Life wasn’t always ideal though, as reality bares its ugly face in everyone’s life. One by one, Jo’s sisters, and eventually Jo herself, would be diagnosed with breast cancer. She did not come from a family of weak women though, and like her sisters, Jo would refuse to succumb to the cancer or it’s painful treatments. Like her sisters, she would beat cancer, however, she would also live long enough to see her second daughter be diagnosed with breast cancer as well. She would also see her daughter beat it. Mercifully, she would never know that her eldest daughter was diagnosed with the same cancer less than a week after her death.
Her later years would come with hardship and heartbreak. One by one, her brothers and sisters would pass away, in 1999, Les would succumb to cancer, and she would slowly grow more frail. Her mind began to slip, and when she could recognize it, she once lamented to her eldest daughter of being in such a state, asking “Why me?”. Her daughter replied that God has a plan, and as tired, lonely, and ready for rest as she was, it was not up to her to decide when it would happen. Irritated, Jo promised that she would have words with Him when she finally saw Him, and tell Him just what she thought of the whole situation.
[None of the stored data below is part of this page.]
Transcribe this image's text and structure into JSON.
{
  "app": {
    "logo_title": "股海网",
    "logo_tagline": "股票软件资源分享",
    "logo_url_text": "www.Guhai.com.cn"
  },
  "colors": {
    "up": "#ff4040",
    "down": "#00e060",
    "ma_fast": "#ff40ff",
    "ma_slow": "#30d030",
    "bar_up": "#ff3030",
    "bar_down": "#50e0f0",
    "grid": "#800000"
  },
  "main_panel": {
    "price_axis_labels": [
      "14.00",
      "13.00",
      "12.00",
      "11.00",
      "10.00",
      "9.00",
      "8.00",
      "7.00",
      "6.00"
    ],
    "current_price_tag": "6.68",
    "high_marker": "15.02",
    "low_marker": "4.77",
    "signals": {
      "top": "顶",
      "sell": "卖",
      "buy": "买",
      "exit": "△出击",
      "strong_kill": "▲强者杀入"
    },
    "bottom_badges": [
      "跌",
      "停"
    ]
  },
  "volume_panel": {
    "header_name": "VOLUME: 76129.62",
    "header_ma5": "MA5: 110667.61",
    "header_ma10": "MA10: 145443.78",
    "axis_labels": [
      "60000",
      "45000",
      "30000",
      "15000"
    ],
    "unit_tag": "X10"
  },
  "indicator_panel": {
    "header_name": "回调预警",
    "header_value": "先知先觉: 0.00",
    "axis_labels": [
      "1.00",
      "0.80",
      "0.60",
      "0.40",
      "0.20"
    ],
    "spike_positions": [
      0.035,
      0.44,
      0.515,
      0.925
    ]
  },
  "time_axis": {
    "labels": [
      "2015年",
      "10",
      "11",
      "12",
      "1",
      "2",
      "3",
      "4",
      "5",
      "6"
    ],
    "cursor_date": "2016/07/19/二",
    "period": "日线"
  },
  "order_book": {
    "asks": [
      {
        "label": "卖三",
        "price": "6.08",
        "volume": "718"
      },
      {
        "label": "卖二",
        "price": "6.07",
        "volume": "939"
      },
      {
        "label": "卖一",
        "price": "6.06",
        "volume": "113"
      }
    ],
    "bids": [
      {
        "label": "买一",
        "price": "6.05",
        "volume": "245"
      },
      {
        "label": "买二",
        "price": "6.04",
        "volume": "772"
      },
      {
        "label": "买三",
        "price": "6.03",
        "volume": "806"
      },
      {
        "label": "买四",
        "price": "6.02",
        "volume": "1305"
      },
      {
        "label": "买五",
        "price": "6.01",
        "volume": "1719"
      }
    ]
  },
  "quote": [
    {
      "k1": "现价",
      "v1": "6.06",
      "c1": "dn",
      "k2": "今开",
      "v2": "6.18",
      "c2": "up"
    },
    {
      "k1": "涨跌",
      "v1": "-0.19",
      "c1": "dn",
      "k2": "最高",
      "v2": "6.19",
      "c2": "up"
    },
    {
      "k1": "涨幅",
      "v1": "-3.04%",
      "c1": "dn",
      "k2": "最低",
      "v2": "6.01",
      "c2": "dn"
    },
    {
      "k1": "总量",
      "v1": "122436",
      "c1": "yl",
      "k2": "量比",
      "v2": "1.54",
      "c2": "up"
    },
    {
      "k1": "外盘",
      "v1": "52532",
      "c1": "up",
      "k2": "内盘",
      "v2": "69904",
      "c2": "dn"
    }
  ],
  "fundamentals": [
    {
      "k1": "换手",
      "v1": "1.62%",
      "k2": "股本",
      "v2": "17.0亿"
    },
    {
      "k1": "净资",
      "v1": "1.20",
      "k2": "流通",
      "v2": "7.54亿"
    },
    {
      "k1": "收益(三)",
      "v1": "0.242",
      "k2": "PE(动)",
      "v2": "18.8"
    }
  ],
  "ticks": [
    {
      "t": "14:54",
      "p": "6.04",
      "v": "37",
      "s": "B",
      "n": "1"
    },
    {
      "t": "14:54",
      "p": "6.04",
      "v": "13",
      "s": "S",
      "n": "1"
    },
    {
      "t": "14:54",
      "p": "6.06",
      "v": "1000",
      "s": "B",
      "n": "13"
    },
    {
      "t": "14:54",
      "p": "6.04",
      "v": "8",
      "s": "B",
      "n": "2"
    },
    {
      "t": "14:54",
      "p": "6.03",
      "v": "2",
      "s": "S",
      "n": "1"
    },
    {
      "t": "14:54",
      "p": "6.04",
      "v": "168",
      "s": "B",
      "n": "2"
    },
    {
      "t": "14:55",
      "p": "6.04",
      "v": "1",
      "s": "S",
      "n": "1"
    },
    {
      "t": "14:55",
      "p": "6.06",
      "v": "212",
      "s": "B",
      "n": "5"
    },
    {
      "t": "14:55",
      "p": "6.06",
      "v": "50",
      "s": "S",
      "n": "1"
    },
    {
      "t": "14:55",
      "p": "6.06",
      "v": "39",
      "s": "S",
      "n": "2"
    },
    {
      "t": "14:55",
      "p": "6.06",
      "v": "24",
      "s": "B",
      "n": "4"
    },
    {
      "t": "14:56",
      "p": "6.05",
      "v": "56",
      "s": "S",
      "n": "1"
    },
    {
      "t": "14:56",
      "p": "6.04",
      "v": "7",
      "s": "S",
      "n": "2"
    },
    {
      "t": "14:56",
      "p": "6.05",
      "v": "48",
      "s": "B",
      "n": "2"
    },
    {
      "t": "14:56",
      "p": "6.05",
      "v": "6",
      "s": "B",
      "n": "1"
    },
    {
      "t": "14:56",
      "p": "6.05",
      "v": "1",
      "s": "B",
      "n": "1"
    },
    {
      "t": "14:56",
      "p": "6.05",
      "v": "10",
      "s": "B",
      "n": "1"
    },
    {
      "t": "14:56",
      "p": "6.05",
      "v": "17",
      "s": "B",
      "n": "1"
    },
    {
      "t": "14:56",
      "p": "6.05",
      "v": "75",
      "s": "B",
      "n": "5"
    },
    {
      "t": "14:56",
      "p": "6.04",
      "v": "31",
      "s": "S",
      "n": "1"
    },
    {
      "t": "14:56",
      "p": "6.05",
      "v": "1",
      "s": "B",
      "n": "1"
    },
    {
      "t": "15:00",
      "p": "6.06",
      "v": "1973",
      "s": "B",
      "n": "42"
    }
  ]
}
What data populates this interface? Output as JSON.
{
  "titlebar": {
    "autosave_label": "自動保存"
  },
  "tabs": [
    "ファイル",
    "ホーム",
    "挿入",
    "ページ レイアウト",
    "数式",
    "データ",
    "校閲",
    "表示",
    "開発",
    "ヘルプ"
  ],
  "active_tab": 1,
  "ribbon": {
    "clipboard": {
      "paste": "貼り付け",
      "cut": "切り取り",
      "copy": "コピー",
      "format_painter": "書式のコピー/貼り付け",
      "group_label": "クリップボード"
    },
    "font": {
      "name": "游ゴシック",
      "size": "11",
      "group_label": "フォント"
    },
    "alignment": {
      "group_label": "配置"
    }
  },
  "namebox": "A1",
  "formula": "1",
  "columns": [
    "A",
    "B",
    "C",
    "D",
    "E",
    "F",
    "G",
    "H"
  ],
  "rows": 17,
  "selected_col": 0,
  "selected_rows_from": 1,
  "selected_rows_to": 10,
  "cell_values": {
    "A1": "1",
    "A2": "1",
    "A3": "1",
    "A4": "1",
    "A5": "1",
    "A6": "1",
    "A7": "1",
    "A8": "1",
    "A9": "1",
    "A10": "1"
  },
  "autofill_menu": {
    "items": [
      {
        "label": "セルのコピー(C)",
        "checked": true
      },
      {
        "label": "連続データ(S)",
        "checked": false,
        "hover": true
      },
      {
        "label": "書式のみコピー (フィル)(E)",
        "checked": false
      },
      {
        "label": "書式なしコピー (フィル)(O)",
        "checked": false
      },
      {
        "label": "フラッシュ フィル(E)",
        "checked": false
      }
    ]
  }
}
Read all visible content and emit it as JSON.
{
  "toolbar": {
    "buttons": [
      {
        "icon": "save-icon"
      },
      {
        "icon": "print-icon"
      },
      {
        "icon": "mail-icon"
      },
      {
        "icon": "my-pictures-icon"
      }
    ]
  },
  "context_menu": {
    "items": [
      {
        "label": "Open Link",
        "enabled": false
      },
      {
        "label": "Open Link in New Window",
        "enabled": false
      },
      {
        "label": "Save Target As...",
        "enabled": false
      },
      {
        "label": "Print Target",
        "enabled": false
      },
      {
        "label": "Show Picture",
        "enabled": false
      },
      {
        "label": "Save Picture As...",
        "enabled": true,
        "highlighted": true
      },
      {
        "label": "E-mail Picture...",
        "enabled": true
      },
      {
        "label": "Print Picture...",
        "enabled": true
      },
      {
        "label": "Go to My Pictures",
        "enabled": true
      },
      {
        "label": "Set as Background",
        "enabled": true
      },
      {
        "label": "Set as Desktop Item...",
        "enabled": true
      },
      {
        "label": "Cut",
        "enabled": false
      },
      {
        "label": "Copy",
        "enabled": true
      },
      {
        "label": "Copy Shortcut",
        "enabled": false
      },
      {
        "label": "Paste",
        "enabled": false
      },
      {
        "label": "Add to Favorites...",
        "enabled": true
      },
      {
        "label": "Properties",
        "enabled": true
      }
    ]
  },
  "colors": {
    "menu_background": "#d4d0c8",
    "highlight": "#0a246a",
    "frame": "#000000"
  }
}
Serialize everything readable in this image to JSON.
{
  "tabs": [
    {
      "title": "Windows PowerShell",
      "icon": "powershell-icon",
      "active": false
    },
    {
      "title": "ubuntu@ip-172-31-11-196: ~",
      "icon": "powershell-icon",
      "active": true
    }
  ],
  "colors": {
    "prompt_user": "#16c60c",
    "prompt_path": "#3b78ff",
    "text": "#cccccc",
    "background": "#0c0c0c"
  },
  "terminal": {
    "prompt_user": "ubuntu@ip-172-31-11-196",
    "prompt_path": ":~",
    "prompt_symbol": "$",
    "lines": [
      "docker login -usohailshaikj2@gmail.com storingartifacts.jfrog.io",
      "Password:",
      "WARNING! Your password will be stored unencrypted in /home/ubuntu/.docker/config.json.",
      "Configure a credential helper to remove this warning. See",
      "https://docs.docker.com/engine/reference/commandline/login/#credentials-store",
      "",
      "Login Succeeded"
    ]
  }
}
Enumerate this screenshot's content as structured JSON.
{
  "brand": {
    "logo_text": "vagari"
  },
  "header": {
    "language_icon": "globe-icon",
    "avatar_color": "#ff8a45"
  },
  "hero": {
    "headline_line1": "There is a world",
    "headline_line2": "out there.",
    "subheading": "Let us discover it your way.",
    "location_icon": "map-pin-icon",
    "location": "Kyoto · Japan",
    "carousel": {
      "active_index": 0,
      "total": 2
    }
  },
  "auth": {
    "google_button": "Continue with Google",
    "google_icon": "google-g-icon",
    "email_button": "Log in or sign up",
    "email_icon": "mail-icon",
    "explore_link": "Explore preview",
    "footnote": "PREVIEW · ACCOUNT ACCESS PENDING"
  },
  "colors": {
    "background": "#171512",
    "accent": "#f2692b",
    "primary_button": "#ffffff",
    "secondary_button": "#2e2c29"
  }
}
In the end, Jo still did not go without a fight. On the 24th of November, her family was contacted by palliative care nurses to inform them that they needed to gather to say their goodbyes. Jo’s breathing had changed and she could no longer swallow, and her eldest daughter was warned that she may not make it to Saskatchewan in time to say goodbye. Despite her weakness and exhaustion, Jo held on for five long days before finally passing away in the early hours of November 30th, joining her brothers Fred, Alfred and Sydney and her sisters Freda, May and Elsie (who had died only months earlier) and her beloved husband Les.
Jo George may never have been famous in the way that we would recognize it, but her strength and her legacy is one that is repeated countless times over in North America, by thousands of unsung men and women who contribute to their families, neighborhoods and their jobs. Her legacy isn’t in Hollywood, or Broadway or Occupy Wall Street, it is in family, friends, and quiet independence. Her legacy is my family, and this is the story of my grandmother.